Schatz opened the hearing by stating that one of his goals as chairman is to bring Native Hawaiian issues and priorities to the forefront.
“I want to be clear that today’s hearing isn’t a check the box exercise,” he said, “It’s a real opportunity for members of the Committee to chart a path forward by listening to and learning from Native leaders for the next two years and beyond.
“Now more than ever, Congress must be tuned in and listening. Native communities are experiencing disproportionate impacts from multiple crises – COVID-19, economic insecurity, racial injustice, and climate change. So as the strongest voice for Native priorities in the Congress, this Committee will act to address these challenges by working together in its bipartisan tradition and to uphold the federal treaty and trust responsibilities to tribes and Native communities across the country – from Hawaiʻi to Alaska and to the continental United States.”

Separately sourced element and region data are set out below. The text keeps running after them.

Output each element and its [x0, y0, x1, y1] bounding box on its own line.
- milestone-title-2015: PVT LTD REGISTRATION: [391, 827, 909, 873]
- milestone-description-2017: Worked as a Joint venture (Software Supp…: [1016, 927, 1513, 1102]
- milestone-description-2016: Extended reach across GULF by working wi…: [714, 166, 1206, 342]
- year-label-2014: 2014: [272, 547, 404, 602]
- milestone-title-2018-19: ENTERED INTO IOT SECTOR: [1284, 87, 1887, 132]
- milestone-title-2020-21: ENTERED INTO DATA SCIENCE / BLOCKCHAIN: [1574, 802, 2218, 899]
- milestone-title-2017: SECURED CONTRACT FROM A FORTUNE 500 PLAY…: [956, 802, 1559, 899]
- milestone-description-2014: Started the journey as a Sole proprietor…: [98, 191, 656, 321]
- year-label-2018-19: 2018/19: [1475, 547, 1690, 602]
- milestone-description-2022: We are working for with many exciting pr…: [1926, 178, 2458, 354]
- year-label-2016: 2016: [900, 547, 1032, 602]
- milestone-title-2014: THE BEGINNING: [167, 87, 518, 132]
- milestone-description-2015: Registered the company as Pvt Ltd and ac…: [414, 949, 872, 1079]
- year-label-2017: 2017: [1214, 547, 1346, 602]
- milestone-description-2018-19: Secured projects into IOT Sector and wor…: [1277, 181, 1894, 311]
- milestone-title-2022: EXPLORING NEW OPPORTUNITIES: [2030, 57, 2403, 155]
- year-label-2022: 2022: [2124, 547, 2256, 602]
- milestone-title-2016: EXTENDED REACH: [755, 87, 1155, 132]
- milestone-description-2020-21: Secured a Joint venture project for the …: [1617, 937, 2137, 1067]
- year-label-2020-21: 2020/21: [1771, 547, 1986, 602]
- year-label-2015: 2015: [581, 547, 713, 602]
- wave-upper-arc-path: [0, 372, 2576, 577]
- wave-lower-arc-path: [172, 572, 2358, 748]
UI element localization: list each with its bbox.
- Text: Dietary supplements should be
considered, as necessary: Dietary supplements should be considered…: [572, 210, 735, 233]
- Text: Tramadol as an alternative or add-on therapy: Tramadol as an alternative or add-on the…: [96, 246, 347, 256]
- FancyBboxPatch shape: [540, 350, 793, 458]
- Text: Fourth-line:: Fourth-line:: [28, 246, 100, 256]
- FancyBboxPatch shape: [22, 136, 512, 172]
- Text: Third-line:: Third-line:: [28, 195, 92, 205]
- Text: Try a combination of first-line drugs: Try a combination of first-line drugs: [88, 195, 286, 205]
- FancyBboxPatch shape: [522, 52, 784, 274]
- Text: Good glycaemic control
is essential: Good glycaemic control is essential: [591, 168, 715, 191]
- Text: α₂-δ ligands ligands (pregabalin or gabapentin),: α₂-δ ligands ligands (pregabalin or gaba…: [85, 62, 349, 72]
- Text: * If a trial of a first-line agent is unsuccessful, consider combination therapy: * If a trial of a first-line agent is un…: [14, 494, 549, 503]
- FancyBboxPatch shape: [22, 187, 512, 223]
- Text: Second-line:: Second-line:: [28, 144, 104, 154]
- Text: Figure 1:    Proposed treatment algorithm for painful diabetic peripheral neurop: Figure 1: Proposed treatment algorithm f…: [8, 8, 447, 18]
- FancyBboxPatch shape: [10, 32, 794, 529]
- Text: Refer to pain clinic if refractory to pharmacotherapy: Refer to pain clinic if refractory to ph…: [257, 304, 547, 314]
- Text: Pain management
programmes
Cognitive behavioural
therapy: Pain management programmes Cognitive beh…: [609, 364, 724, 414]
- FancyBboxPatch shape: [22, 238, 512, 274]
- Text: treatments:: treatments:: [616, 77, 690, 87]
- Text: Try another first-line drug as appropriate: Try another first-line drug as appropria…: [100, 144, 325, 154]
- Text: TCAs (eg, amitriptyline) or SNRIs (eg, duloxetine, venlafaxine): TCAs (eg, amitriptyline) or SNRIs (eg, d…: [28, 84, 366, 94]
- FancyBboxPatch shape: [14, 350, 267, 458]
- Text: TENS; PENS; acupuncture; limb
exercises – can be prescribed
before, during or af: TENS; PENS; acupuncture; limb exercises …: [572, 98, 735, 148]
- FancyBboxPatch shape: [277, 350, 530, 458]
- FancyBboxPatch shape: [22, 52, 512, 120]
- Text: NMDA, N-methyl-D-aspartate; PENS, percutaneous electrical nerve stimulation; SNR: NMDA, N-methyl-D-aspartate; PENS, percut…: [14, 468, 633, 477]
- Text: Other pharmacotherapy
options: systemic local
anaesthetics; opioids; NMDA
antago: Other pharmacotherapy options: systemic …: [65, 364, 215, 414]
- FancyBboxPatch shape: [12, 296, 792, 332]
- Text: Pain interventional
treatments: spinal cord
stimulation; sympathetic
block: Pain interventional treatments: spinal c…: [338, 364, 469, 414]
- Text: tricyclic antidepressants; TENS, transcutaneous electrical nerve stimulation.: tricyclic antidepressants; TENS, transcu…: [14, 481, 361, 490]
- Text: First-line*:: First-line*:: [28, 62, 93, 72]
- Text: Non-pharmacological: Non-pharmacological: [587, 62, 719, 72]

Chair Lindsey was one of four witnesses invited to testify before the Senate Committee on Indian Affairs on the priorities facing their respective Native communities. The other witnesses testifying were Fawn Sharp, president of the National Congress of American Indians, Leonard Forsman, president of the Affiliated Tribes of Northwest Indians, and Julie Kitka, president of the Alaska Federation of Natives.
After the hearing, Chair Lindsey said she was honored by the opportunity to testify.
“I extend my aloha and congratulations to Chairman Brian Schatz and Vice Chairman Lisa Murkowski on their new leadership positions on the U.S. Senate Committee on Indian Affairs,” she said. “Mahalo for [this] opportunity to elevate the issues of our Native communities, and we look forward to continuing this dialogue with your committee on how Congress can continue to support the needs of Hawaiʻi’s Indigenous people.”